Tuesday, June 12, 2007

Some Good Questions...

...from a surprising source.

An op-ed piece on the Iraq War in today's Los Angeles Times carries a rather unusual caveat: "CHRISTOPHER J. FETTWEIS is assistant professor of national security affairs at the U.S. Naval War College. These opinions are his own."

Professor Fettweis's opinions are rather surprising, coming as they do from a military war college. He starts from the premise that the Iraq War is lost. Period. He then proceeds to examine what caused the loss and what the result of that loss is likely to be, both to the US and to the world.

The American people seem to understand, however — and historians will certainly agree — that the war itself was a catastrophic mistake. It was a faulty grand strategy, not poor implementation. The Bush administration was operating under an international political illusion, one that is further discredited with every car bombing of a crowded Baghdad marketplace and every Iraqi doctor who packs up his family and flees his country.

The only significant question still hanging is whether Iraq will turn out to have been the biggest strategic mistake in U.S. history. Vietnam was a much greater moral disaster, of course, and led to far more death and destruction. But, just as the war's critics predicted in the 1960s, Vietnam turned out to be strategically irrelevant. Saigon fell, but no dominoes followed; the balance of Cold War power did not change.

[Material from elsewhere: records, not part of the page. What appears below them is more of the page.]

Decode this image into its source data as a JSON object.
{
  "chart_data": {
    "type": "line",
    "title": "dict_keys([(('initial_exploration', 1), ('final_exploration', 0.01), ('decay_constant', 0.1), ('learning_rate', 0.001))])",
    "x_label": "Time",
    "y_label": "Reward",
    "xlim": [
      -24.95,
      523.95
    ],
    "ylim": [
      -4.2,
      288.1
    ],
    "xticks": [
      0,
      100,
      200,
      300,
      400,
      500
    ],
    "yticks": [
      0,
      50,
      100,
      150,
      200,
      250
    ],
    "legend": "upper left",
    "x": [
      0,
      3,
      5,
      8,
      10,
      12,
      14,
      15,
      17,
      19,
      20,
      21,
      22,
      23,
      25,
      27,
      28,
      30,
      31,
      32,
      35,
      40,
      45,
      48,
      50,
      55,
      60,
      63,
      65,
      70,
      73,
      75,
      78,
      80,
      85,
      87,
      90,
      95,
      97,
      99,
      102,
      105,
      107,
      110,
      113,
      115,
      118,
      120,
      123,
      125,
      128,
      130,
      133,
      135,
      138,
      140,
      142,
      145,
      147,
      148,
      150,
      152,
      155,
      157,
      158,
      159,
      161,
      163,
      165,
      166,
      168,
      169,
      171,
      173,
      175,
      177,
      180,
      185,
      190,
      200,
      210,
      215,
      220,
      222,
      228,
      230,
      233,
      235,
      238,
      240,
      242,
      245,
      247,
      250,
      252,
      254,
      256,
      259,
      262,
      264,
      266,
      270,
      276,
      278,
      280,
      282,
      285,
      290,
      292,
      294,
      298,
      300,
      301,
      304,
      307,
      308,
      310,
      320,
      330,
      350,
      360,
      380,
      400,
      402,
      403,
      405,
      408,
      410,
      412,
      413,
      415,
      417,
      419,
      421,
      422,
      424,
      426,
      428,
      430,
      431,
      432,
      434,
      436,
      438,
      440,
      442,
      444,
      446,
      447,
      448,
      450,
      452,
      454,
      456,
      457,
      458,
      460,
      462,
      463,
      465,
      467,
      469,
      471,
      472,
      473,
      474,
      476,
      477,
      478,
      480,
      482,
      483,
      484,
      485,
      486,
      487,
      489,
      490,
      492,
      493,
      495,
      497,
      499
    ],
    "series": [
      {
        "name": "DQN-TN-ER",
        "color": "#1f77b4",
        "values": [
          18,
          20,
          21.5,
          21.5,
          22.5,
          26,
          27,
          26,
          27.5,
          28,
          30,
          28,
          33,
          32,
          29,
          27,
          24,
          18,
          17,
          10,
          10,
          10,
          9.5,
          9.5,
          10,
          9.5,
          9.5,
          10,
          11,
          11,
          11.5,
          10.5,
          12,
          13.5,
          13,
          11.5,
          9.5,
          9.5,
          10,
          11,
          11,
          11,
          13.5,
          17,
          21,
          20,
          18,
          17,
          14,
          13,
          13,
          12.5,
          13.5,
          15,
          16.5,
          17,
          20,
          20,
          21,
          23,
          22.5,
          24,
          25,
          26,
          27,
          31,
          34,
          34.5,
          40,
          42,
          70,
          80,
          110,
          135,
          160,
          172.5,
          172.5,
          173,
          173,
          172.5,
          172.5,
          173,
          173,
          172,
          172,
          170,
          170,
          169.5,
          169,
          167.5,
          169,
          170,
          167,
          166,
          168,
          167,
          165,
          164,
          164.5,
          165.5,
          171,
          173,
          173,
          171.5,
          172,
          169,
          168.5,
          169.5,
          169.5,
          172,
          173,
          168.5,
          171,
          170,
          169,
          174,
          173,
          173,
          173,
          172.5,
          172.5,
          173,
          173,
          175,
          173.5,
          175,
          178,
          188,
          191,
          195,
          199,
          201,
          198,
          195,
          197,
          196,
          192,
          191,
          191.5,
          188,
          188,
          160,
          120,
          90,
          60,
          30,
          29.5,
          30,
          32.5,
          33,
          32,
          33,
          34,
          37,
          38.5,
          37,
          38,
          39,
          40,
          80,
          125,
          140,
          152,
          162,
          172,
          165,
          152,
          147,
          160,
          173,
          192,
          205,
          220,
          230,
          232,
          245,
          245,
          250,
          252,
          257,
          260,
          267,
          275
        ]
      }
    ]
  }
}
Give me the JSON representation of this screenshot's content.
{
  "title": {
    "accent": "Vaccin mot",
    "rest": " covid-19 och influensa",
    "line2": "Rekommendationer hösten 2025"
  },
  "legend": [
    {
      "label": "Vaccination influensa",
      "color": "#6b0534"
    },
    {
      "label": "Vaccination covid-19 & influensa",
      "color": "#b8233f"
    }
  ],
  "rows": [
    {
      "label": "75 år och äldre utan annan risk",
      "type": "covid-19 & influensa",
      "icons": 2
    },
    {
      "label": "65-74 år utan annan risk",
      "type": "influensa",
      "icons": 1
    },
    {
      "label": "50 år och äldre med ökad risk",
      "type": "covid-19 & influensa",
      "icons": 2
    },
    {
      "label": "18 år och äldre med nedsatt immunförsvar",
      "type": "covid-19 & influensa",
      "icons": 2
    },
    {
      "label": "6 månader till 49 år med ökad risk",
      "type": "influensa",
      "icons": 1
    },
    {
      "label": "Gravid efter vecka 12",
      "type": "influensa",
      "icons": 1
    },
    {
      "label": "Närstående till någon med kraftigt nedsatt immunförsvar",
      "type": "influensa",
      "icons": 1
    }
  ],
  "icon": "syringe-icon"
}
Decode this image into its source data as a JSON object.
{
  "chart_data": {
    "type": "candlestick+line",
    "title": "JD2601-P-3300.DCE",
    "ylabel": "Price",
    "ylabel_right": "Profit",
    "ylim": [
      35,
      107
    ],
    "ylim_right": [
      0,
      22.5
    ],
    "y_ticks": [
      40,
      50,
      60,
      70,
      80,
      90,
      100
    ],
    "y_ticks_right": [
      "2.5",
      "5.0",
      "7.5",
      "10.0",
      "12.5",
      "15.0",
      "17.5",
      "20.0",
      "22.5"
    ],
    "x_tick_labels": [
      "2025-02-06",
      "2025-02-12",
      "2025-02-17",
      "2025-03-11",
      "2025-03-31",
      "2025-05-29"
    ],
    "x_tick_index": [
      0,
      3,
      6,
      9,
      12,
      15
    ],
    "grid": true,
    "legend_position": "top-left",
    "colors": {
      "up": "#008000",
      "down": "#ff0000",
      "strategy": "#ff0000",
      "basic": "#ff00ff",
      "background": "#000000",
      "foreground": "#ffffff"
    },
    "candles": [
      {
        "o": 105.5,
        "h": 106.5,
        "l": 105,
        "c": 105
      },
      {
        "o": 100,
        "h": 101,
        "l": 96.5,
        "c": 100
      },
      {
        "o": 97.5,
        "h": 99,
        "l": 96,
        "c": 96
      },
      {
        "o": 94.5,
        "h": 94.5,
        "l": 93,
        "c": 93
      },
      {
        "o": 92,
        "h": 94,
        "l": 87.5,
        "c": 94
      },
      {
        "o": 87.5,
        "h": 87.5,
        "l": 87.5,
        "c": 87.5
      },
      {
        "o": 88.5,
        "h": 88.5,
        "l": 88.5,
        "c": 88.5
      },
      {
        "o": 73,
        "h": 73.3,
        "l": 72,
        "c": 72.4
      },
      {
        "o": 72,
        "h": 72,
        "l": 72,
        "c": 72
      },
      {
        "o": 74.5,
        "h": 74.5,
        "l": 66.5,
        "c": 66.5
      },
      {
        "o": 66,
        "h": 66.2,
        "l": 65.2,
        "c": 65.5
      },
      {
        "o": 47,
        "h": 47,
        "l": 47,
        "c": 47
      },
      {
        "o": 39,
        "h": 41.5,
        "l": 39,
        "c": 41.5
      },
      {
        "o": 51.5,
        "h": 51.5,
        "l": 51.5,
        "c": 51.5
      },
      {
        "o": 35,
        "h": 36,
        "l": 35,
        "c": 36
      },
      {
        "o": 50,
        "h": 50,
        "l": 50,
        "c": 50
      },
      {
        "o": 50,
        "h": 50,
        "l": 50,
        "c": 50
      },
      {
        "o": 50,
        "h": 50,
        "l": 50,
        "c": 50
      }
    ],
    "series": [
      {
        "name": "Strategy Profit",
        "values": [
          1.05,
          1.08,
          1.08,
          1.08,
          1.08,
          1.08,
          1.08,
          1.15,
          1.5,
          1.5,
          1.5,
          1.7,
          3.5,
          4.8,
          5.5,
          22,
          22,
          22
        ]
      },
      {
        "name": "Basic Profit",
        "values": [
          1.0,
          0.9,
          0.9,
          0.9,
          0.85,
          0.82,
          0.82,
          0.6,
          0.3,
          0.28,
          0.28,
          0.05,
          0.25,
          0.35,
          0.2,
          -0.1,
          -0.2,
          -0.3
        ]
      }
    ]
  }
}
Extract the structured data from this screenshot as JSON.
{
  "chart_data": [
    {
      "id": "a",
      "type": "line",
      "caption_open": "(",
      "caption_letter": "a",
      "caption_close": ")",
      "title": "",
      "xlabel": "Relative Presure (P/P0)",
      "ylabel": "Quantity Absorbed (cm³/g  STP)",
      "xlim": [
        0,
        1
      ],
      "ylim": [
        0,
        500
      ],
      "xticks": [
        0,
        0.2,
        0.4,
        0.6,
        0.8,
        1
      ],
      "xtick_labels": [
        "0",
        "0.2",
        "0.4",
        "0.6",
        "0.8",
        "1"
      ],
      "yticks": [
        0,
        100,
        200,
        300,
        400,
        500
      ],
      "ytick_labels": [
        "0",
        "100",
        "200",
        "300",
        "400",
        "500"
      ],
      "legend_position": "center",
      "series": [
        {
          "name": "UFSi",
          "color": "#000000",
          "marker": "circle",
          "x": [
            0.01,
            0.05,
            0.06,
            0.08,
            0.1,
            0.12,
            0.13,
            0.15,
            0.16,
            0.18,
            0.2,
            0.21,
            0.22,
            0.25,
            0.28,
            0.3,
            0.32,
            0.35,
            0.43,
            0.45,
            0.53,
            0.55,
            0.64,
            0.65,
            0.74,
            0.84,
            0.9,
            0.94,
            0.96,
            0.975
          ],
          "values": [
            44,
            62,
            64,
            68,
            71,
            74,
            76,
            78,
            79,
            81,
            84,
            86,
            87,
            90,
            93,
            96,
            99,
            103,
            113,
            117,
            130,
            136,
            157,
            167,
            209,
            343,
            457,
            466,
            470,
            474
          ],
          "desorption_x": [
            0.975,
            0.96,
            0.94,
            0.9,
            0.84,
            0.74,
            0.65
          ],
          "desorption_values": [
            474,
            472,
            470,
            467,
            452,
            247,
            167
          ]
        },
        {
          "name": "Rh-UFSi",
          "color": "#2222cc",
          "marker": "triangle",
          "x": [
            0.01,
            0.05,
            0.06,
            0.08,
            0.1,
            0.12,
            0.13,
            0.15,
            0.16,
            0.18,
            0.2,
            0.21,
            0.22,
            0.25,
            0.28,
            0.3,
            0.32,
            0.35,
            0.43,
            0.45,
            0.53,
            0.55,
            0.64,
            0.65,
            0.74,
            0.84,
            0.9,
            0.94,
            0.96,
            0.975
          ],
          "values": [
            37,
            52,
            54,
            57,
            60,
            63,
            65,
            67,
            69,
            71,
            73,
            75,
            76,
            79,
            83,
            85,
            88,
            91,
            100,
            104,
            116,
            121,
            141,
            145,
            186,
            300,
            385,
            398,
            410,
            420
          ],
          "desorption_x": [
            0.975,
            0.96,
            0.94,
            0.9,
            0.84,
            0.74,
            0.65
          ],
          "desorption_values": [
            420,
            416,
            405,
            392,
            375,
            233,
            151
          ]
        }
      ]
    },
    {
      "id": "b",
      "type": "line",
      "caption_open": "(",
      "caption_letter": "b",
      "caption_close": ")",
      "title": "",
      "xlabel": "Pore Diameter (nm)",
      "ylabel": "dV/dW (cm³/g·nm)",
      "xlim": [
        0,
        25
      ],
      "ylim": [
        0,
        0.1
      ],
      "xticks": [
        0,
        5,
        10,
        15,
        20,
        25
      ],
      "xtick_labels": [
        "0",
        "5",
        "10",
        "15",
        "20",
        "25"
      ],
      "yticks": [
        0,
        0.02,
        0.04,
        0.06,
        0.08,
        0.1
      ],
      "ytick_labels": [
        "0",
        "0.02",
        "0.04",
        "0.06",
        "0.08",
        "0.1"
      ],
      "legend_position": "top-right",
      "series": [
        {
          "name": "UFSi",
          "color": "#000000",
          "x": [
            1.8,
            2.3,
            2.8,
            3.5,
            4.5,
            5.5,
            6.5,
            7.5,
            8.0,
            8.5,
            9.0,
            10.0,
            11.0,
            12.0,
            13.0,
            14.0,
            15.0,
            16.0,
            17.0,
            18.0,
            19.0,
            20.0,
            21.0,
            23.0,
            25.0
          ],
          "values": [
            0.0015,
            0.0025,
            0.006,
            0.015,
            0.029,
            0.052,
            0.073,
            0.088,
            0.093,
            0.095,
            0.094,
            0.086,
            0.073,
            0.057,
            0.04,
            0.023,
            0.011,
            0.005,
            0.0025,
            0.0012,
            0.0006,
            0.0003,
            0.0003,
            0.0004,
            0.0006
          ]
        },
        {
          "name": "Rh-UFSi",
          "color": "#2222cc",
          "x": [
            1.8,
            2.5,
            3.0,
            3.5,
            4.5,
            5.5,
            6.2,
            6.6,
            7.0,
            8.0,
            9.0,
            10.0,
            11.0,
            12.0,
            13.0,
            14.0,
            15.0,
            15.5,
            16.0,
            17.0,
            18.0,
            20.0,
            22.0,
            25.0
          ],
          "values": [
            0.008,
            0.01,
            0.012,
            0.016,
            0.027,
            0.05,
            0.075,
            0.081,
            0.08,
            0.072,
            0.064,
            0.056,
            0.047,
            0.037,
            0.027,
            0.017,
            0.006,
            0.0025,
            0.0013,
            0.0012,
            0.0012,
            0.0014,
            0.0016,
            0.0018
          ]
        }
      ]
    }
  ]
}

Iraq has the potential to be far worse. One of the oft-expressed worst-case scenarios for Iraq — a repeat of Lebanon in the 1980s — may no longer be within reach. Lebanon's simmering civil war eventually burned itself out and left a coherent, albeit weak, state in its ashes. Iraq could soon more closely resemble Somalia in the 1990s, an utterly collapsed, uncontrollable, lawless, failed state that destabilizes the most vital region in the world.
[Emphasis added]

Prof. Fettweis then asks some pretty key questions which, while rhetorical, also deserve to be answered:

Hopefully at some point during the recriminations to come, the American people will seize the opportunity to ask themselves a series of fundamental questions about the role and purpose of U.S. power in the world. How much influence can the United States have in the Middle East? Is its oil worth American blood and treasure? Are we really safer now that Iraq burns? Might we not be better off just leaving the region alone?

Only in seriously considering each of these questions and then extrapolating those answers to US foreign policy throughout the world can we avoid acting under any further "international political illusion." We need to stop having to relearn this tragic lesson every generation; it is simply too costly in too many ways.